Europe's mandatory refugee quota system was approved in September 2015 by a majority of EU member states. Back then, it was rejected by Slovakia, the Czech Republic, Romania and Hungary. Poland joined the opposition later when the right-wing PiS government came to power. The ECJ has the power to levy financial penalties on governments which fail to comply with EU law. The European Commission is currently pursuing legal action against the Czech Republic, Hungary and Poland for failing to meet their legal obligations on relocation.
The court decision came as the EU executive curtly dismissed Orbán’s request for EU funds to help build a border fence. European Commission President Jean-Claude Juncker refused, pointing out that Hungary’s refusal to accept its quota of migrants relocated from Greece and Italy was illegal. The EU pays billions of euros to Turkey and Libya to keep migrants away but it refuses to provide a much smaller sum (€ 400) to an EU member for the very same purpose! The EU did provide money for building fences at the Bulgaria-Turkey and Greece-Turkey borders.
There are tensions between the EU and Hungary over other issues, like restrictions on the operation of universities and NGOs that receive foreign funding.

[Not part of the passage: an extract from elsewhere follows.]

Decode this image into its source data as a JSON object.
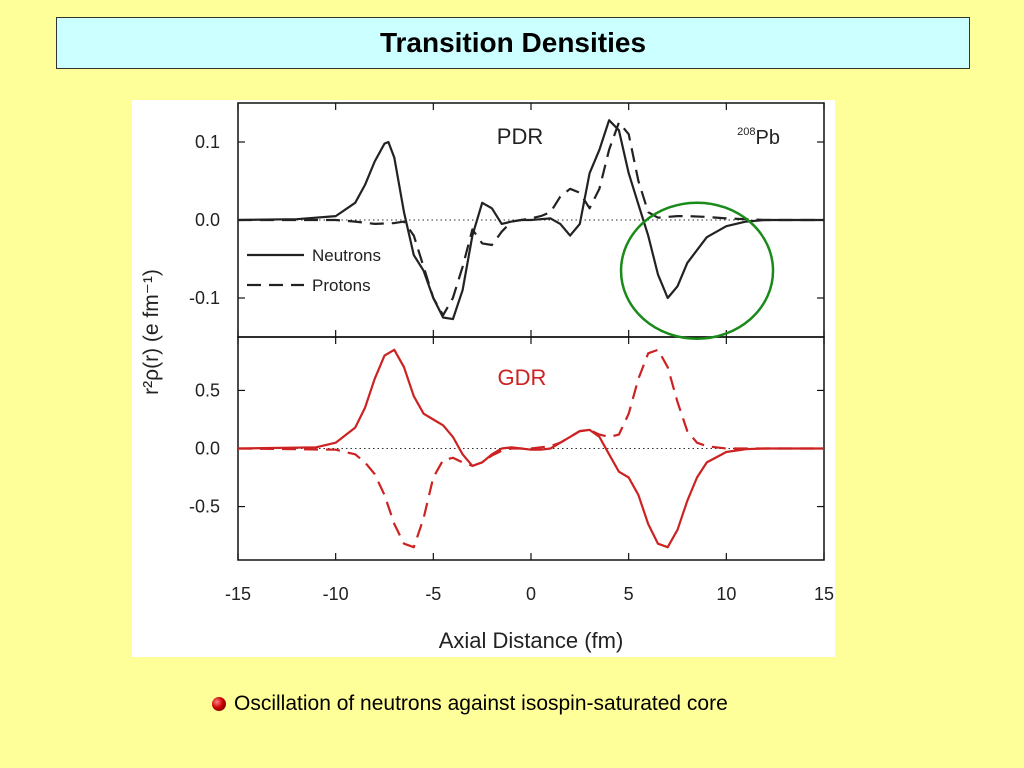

The European Commission will be asking member states at the next general-affairs council this month to back its legal action against Poland over its judicial «reform» program.
According to Carnegie Europe, «Defiance of core EU principles by the governments in Warsaw and Budapest is turning into a political crisis». Poland and Hungary have joined together in opposition to the EU bureaucracy on many issues, adding to the process of alliances forming inside the EU to undermine its unity and cohesion. With Poland and Hungary staying together, no EU sanctions can be applied against these states. EU’s Article 7 says two members can deadlock the mechanism by protecting each other.
The emergence of alliances within the EU is a trend. The Visegrád group, the Nordic countries, the states of Benelux and Mediterranean agricultural producers – there are many groups within the EU structure pursuing their own interests and shaking the Union’s cohesion. For instance, Poland is threatening to block part of the trade deal between the EU and Canada (the Comprehensive Economic and Trade Agreement – CETA). It is concerned over a planned mechanism for resolving disputes between governments and multinational companies. The European Union and Canada have agreed to start a free trade agreement on Sept. 21, paving the way for over 90 percent of the treaty to come into effect. There is little time left to smooth over the differences.
There will be more soon. After Brexit becomes reality, Scotland will most likely vote for secession and apply for EU membership. Will it agree to share the burden of refugees? Will it be a condition for membership? Catalonia’s parliament has just voted for Oct. 1 referendum on split from Spain. The EU says it will lose EU membership if the province declares independence. Then the EU will lose an economically prosperous part of it. A rich Catalonia located in the heart of Europe outside of the alliance will be a problem.
If Scotland applies, Spain said it would block its entry. Other members would support Scotland’s accession. There will be more divisions. Europe is gradually moving to become independent in terms of defense capability. The implementation of this policy envisages more expenditure. The opposition will be strong because East Europeans and the Baltic States do not approve the idea.
The EU appears to be in deep trouble, with internal divisions tearing it apart. The United Europe’s much vaunted unity is vanishing right in front of our eyes. Groups of states are emerging on the European political landscape to differ on the issues the EU had been unanimous on until recently. With so many problems unresolved and gaps unbridged, the European Union is no longer as strong and unanimous as it used to be. Its heyday is over.